In making ‘official’ decisions on how to measure the world—with what international concepts and with what data sources—the UNSC and its working groups make decisions about what can be counted as global public policy knowledge through these protocols for refinement, addition and reclassification, which are the ultimate responsibility of indicators’ custodian agencies. In the next and final section, we will discuss the architecture for producing the data and statistics to populate this global framework.

4 Conclusion

This chapter took a deep dive into the evaluatory and evidentiary practices at the heart of producing the material building block of the SDG framework—the IAEG-SDGs’ taxonomy of taxonomies. Through these practices, and with the particular protocols established by the IAEG-SDGs and the larger UN Statistical Commission, member states and International Organisations produce the indicators that work as the essential material underpinnings of the SDG measurement infrastructure. Determining which indicators will materialise or not is a key mode of determining which policy issues get attention, as the SDGs are a bus ‘people were desperate to get on’ in order to bring attention to their championed issues. The global statistical community has carefully tried to ‘gatekeep’ the global indicator framework, largely using the argument that if there are too many indicators, then monitoring the entire agenda becomes unreachable for many countries. Yet, this chapter has shown that the SDG governing architecture, with its intricate processes of classifying indicators, has not created an inflexible structure: instead, indicators, seen here as the material representations of social phenomena, are malleable entities, ready to mould, classify and reclassify, upgrade or even eliminate; ironically, elimination here does not mean exclusion. As the case of sustainable tourism showed, countries’ pressures and threats can move ‘eliminated’ indicators back to the negotiating table. Therefore, the production of indicators and the data systems to report on them are not mere ‘numbers’: they become the material, and absolutely essential, means via which the epistemic infrastructure is built and rebuilt over time and space.
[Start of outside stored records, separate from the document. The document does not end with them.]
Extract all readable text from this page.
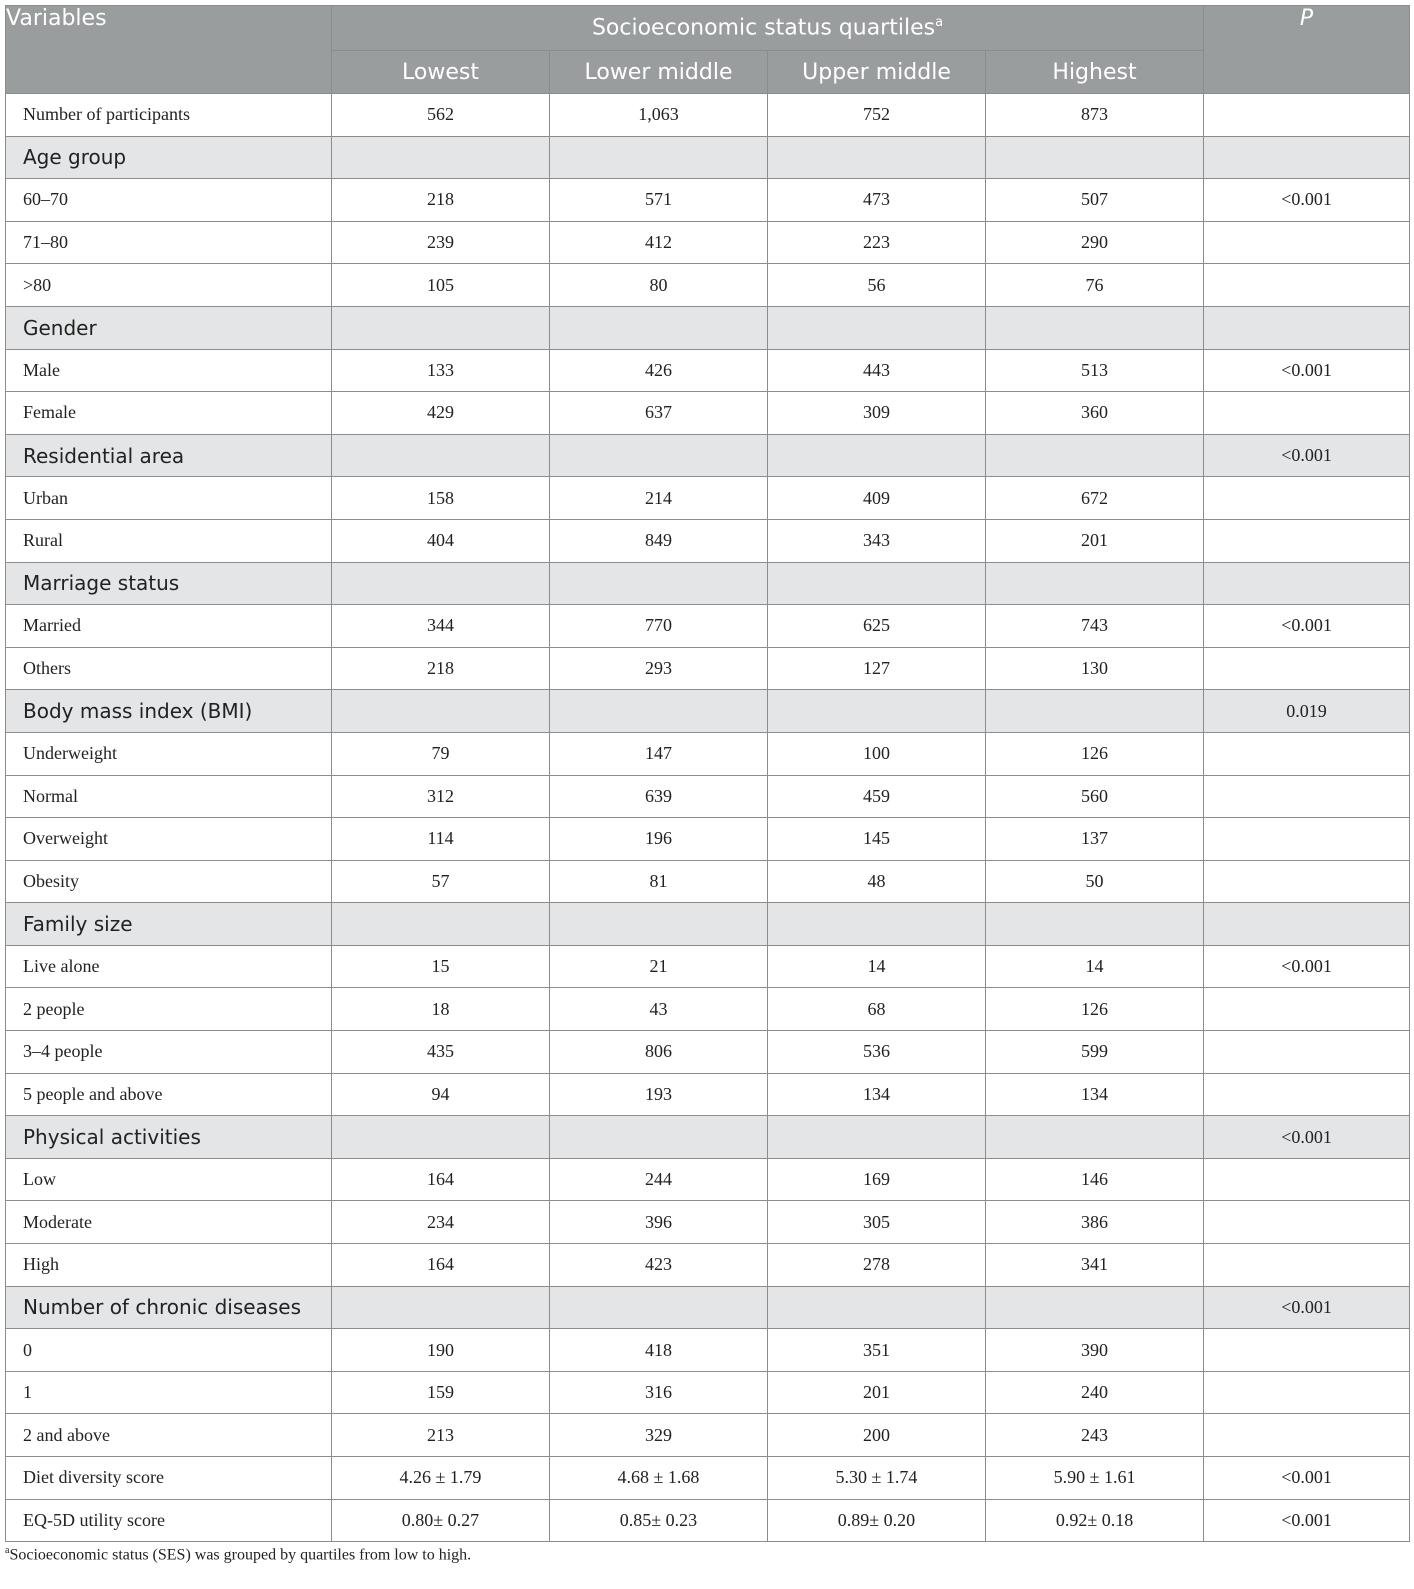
Variables	Socioeconomic status quartiles$^a$				P
	Lowest	Lower middle	Upper middle	Highest	
Number of participants	562	1,063	752	873	
Age group					
60–70	218	571	473	507	<0.001
71–80	239	412	223	290	
>80	105	80	56	76	
Gender					
Male	133	426	443	513	<0.001
Female	429	637	309	360	
Residential area					<0.001
Urban	158	214	409	672	
Rural	404	849	343	201	
Marriage status					
Married	344	770	625	743	<0.001
Others	218	293	127	130	
Body mass index (BMI)					0.019
Underweight	79	147	100	126	
Normal	312	639	459	560	
Overweight	114	196	145	137	
Obesity	57	81	48	50	
Family size					
Live alone	15	21	14	14	<0.001
2 people	18	43	68	126	
3–4 people	435	806	536	599	
5 people and above	94	193	134	134	
Physical activities					<0.001
Low	164	244	169	146	
Moderate	234	396	305	386	
High	164	423	278	341	
Number of chronic diseases					<0.001
0	190	418	351	390	
1	159	316	201	240	
2 and above	213	329	200	243	
Diet diversity score	4.26 ± 1.79	4.68 ± 1.68	5.30 ± 1.74	5.90 ± 1.61	<0.001
EQ-5D utility score	0.80± 0.27	0.85± 0.23	0.89± 0.20	0.92± 0.18	<0.001
$^a$Socioeconomic status (SES) was grouped by quartiles from low to high.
In the next chapter, we will shift to the work that custodian agencies do in producing global public policy knowledge through the process of data harmonisation, which is a process of making data comparable. With the crowding of the field of actors producing development data, there has been increased fragmentation of the streams of data produced about economic, political and social phenomena on the national level. Indeed, the problem of statistical capacity in many lower-income countries has arguably been ‘baked into’ the reasoning for the tier system. The latter and its significance for the production of a global public policy field are the focus of the next chapter.